Title: The Girl of Fire and Thorns

Author: Rae Carson

High Fantasy YA

Published 9/20/11 by Greenwillow Books

Goodreads summary: 

Once a century, one person is chosen for greatness. 

Elisa is the chosen one. 

But she is also the younger of two princesses, the one who has never done anything remarkable. She can’t see how she ever will. 

Now, on her sixteenth birthday, she has become the secret wife of a handsome and worldly king—a king whose country is in turmoil. A king who needs the chosen one, not a failure of a princess. 

And he’s not the only one who needs her. Savage enemies seething with dark magic are hunting her. A daring, determined revolutionary thinks she could be his people’s savior. And he looks at her in a way that no man has ever looked at her before. Soon it is not just her life, but her very heart that is at stake. 

Elisa could be everything to those who need her most. If the prophecy is fulfilled. If she finds the power deep within herself. If she doesn’t die young. 

Most of the chosen do.


I’m a fantasy fan. No secret. I grew up devouring book after book by Tamora Pierce in particular, so I was especially excited to see that she had a blurb on the front of my ARC copy. “Engrossing,” she said.

Oh, Tamora. I AGREE.

The protagonist, Elisa, seems a bit of a hopeless case. She wallows in her self-pity and feelings of inadequacy as the bearer of the Godstone. Why did God pick her? she wonders. Surely she isn’t good enough.

But there’s a fire in Elisa that she doesn’t see at first. Yes, she drowns her sorrows in too many pastries (haven’t we all been there?) but when confronted with duty and danger, Elisa rises again and again to meet the challenges, until her character is so developed and confident that I wanted to pump my fist in the air and whoop for her. Yes, Elisa! Go, girl.

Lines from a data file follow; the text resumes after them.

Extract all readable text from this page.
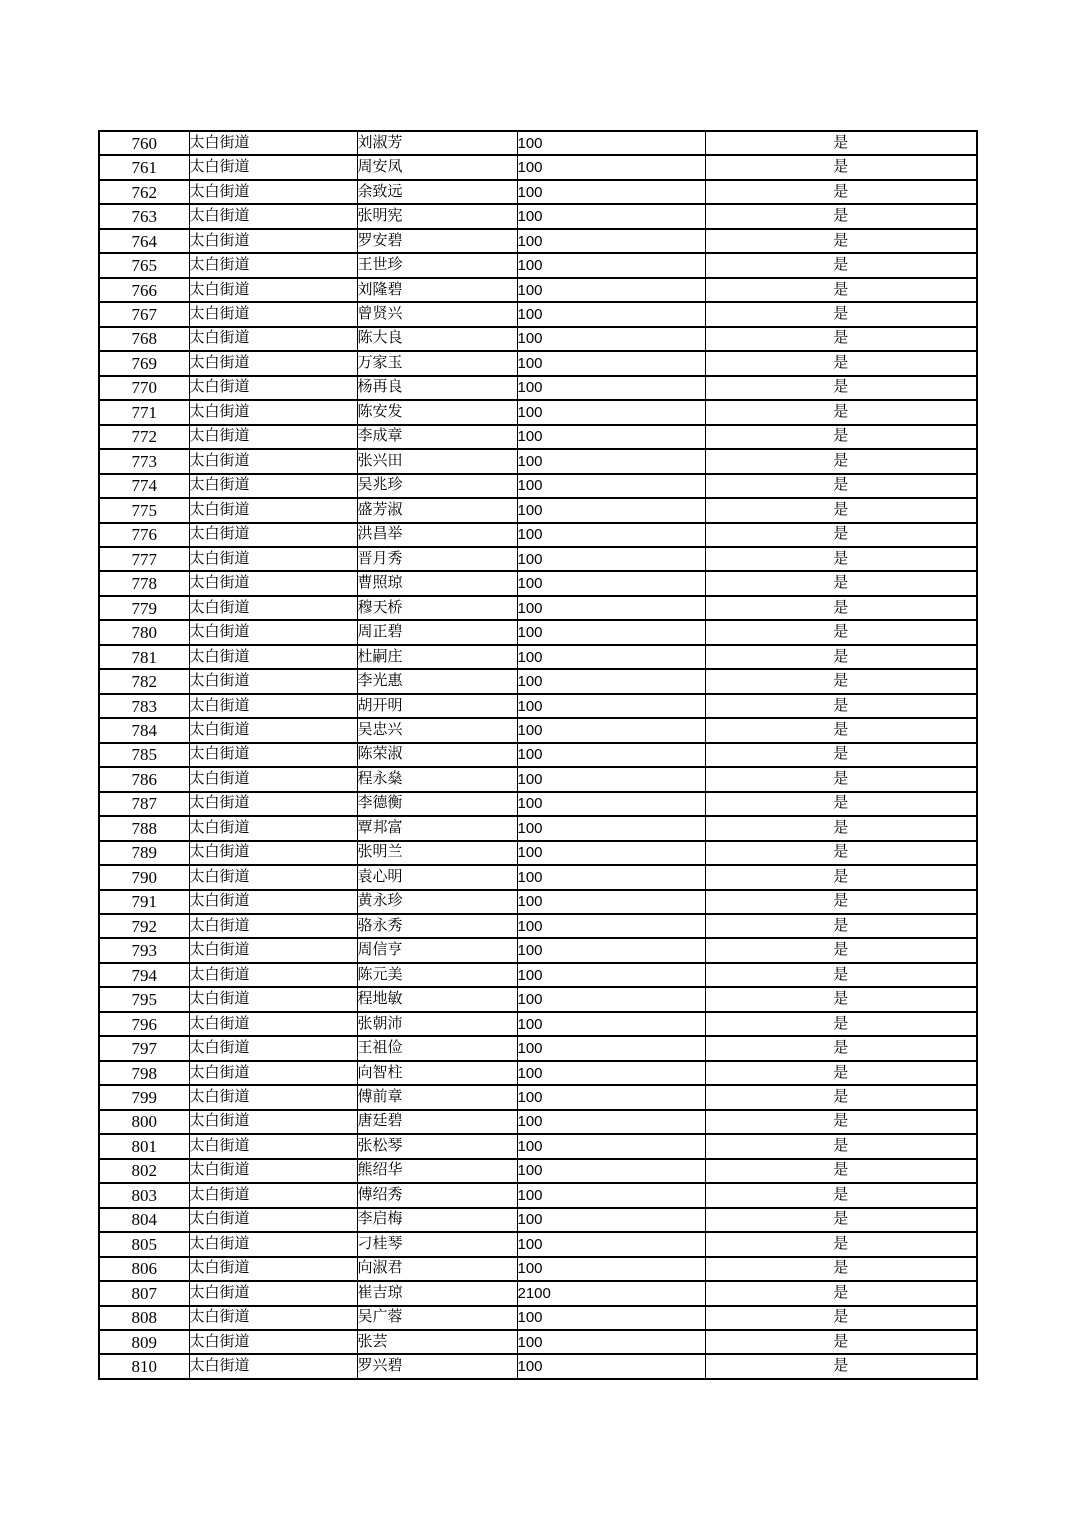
760	太白街道	刘淑芳	100	是
761	太白街道	周安凤	100	是
762	太白街道	余致远	100	是
763	太白街道	张明宪	100	是
764	太白街道	罗安碧	100	是
765	太白街道	王世珍	100	是
766	太白街道	刘隆碧	100	是
767	太白街道	曾贤兴	100	是
768	太白街道	陈大良	100	是
769	太白街道	万家玉	100	是
770	太白街道	杨再良	100	是
771	太白街道	陈安发	100	是
772	太白街道	李成章	100	是
773	太白街道	张兴田	100	是
774	太白街道	吴兆珍	100	是
775	太白街道	盛芳淑	100	是
776	太白街道	洪昌举	100	是
777	太白街道	晋月秀	100	是
778	太白街道	曹照琼	100	是
779	太白街道	穆天桥	100	是
780	太白街道	周正碧	100	是
781	太白街道	杜嗣庄	100	是
782	太白街道	李光惠	100	是
783	太白街道	胡开明	100	是
784	太白街道	吴忠兴	100	是
785	太白街道	陈荣淑	100	是
786	太白街道	程永燊	100	是
787	太白街道	李德衡	100	是
788	太白街道	覃邦富	100	是
789	太白街道	张明兰	100	是
790	太白街道	袁心明	100	是
791	太白街道	黄永珍	100	是
792	太白街道	骆永秀	100	是
793	太白街道	周信亨	100	是
794	太白街道	陈元美	100	是
795	太白街道	程地敏	100	是
796	太白街道	张朝沛	100	是
797	太白街道	王祖俭	100	是
798	太白街道	向智柱	100	是
799	太白街道	傅前章	100	是
800	太白街道	唐廷碧	100	是
801	太白街道	张松琴	100	是
802	太白街道	熊绍华	100	是
803	太白街道	傅绍秀	100	是
804	太白街道	李启梅	100	是
805	太白街道	刁桂琴	100	是
806	太白街道	向淑君	100	是
807	太白街道	崔吉琼	2100	是
808	太白街道	吴广蓉	100	是
809	太白街道	张芸	100	是
810	太白街道	罗兴碧	100	是
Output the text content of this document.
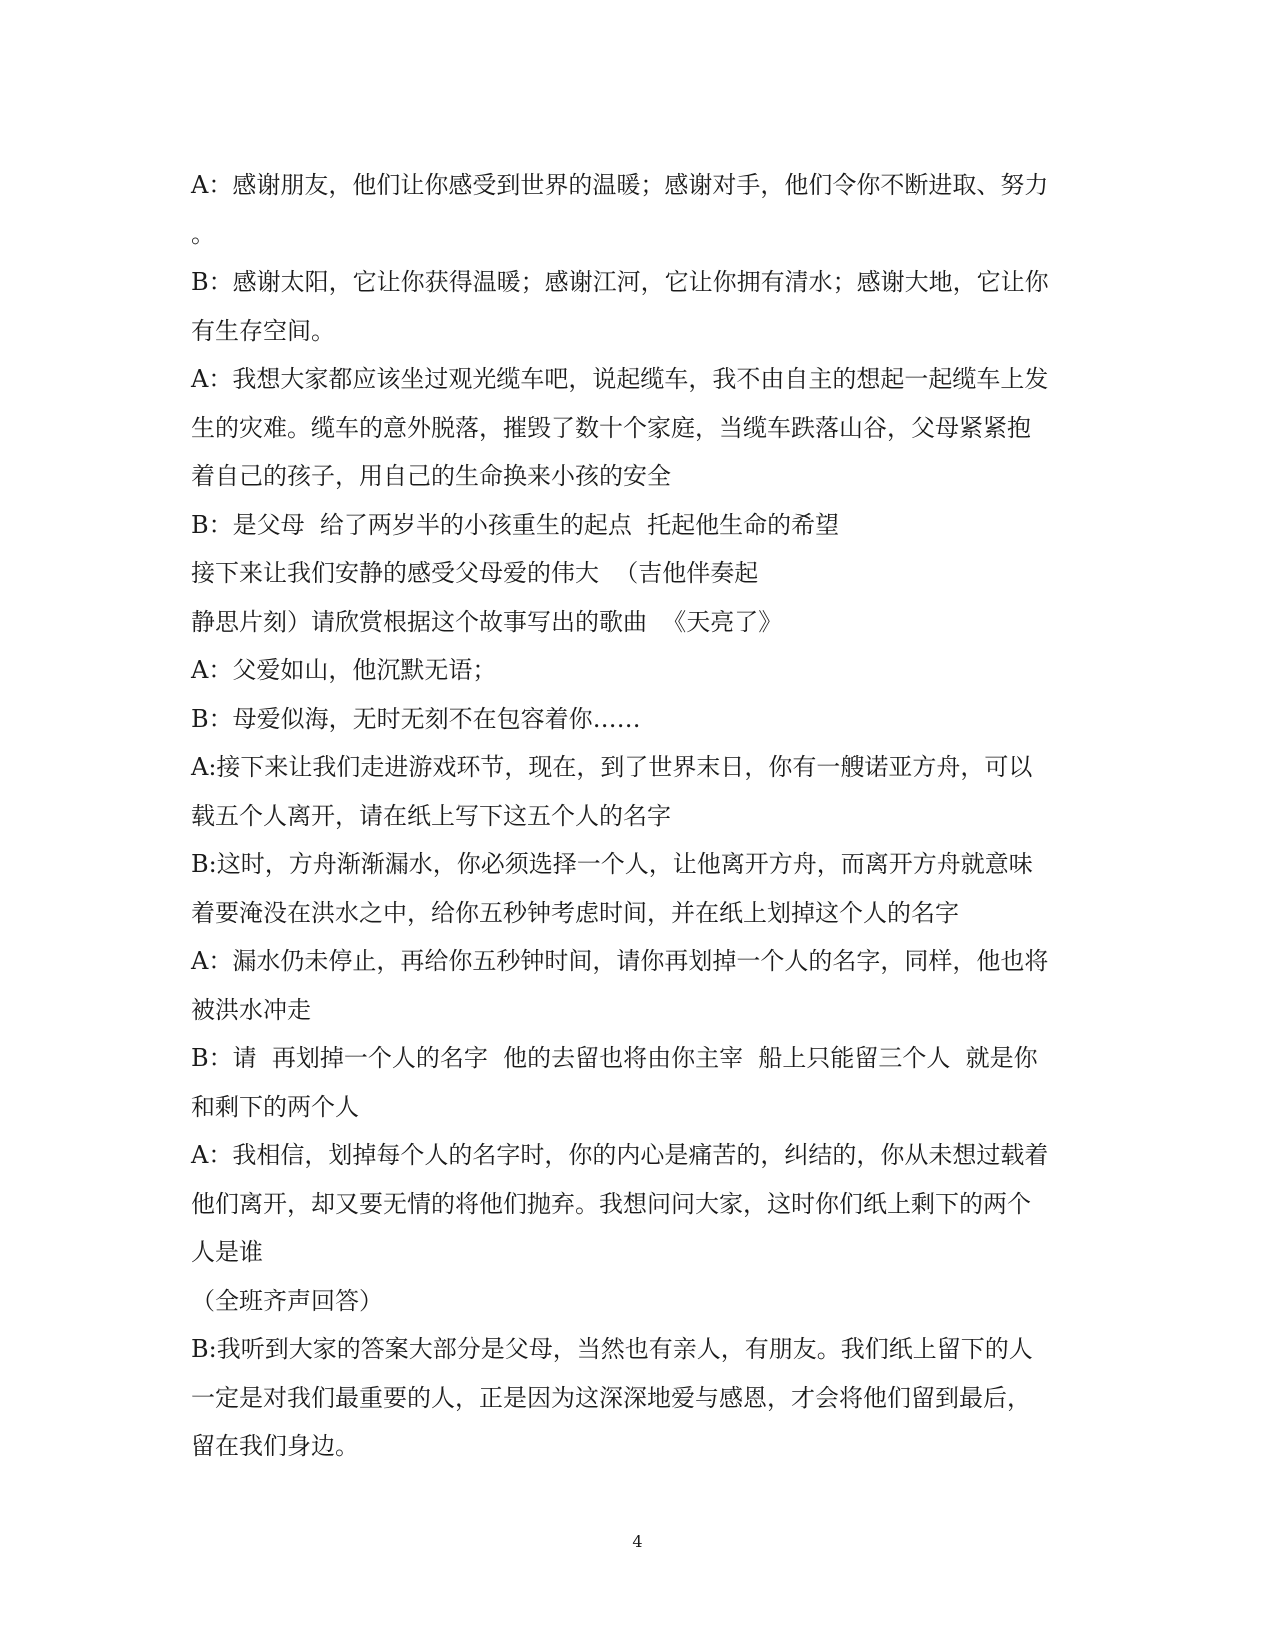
A：感谢朋友，他们让你感受到世界的温暖；感谢对手，他们令你不断进取、努力
。
B：感谢太阳，它让你获得温暖；感谢江河，它让你拥有清水；感谢大地，它让你
有生存空间。
A：我想大家都应该坐过观光缆车吧，说起缆车，我不由自主的想起一起缆车上发
生的灾难。缆车的意外脱落，摧毁了数十个家庭，当缆车跌落山谷，父母紧紧抱
着自己的孩子，用自己的生命换来小孩的安全
B：是父母  给了两岁半的小孩重生的起点  托起他生命的希望
接下来让我们安静的感受父母爱的伟大  （吉他伴奏起
静思片刻）请欣赏根据这个故事写出的歌曲  《天亮了》
A：父爱如山，他沉默无语；
B：母爱似海，无时无刻不在包容着你……
A:接下来让我们走进游戏环节，现在，到了世界末日，你有一艘诺亚方舟，可以
载五个人离开，请在纸上写下这五个人的名字
B:这时，方舟渐渐漏水，你必须选择一个人，让他离开方舟，而离开方舟就意味
着要淹没在洪水之中，给你五秒钟考虑时间，并在纸上划掉这个人的名字
A：漏水仍未停止，再给你五秒钟时间，请你再划掉一个人的名字，同样，他也将
被洪水冲走
B：请  再划掉一个人的名字  他的去留也将由你主宰  船上只能留三个人  就是你
和剩下的两个人
A：我相信，划掉每个人的名字时，你的内心是痛苦的，纠结的，你从未想过载着
他们离开，却又要无情的将他们抛弃。我想问问大家，这时你们纸上剩下的两个
人是谁
（全班齐声回答）
B:我听到大家的答案大部分是父母，当然也有亲人，有朋友。我们纸上留下的人
一定是对我们最重要的人，正是因为这深深地爱与感恩，才会将他们留到最后，
留在我们身边。
4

The land that Elisa lives in comes alive: The desert,  the government details, the religion, language, food (do not read when hungry!), the clothing… it is clear that Rae Carson was careful with her world-building. I felt like I had fallen into the war and landscape of Joya d’Arena at times. Terrifying as it was (their enemies do not mess around), I didn’t want to come out.

Every time I thought I knew where this story was going, I was wrong. I have never enjoyed being incorrect so much in my life.

Rating: 5/5. I couldn’t believe it when I found that Rae Carson was a debut author. I felt like saying: “Go ahead. Pull the other one.” Because the Girl of Fire and Thorns is absolutely masterfully crafted.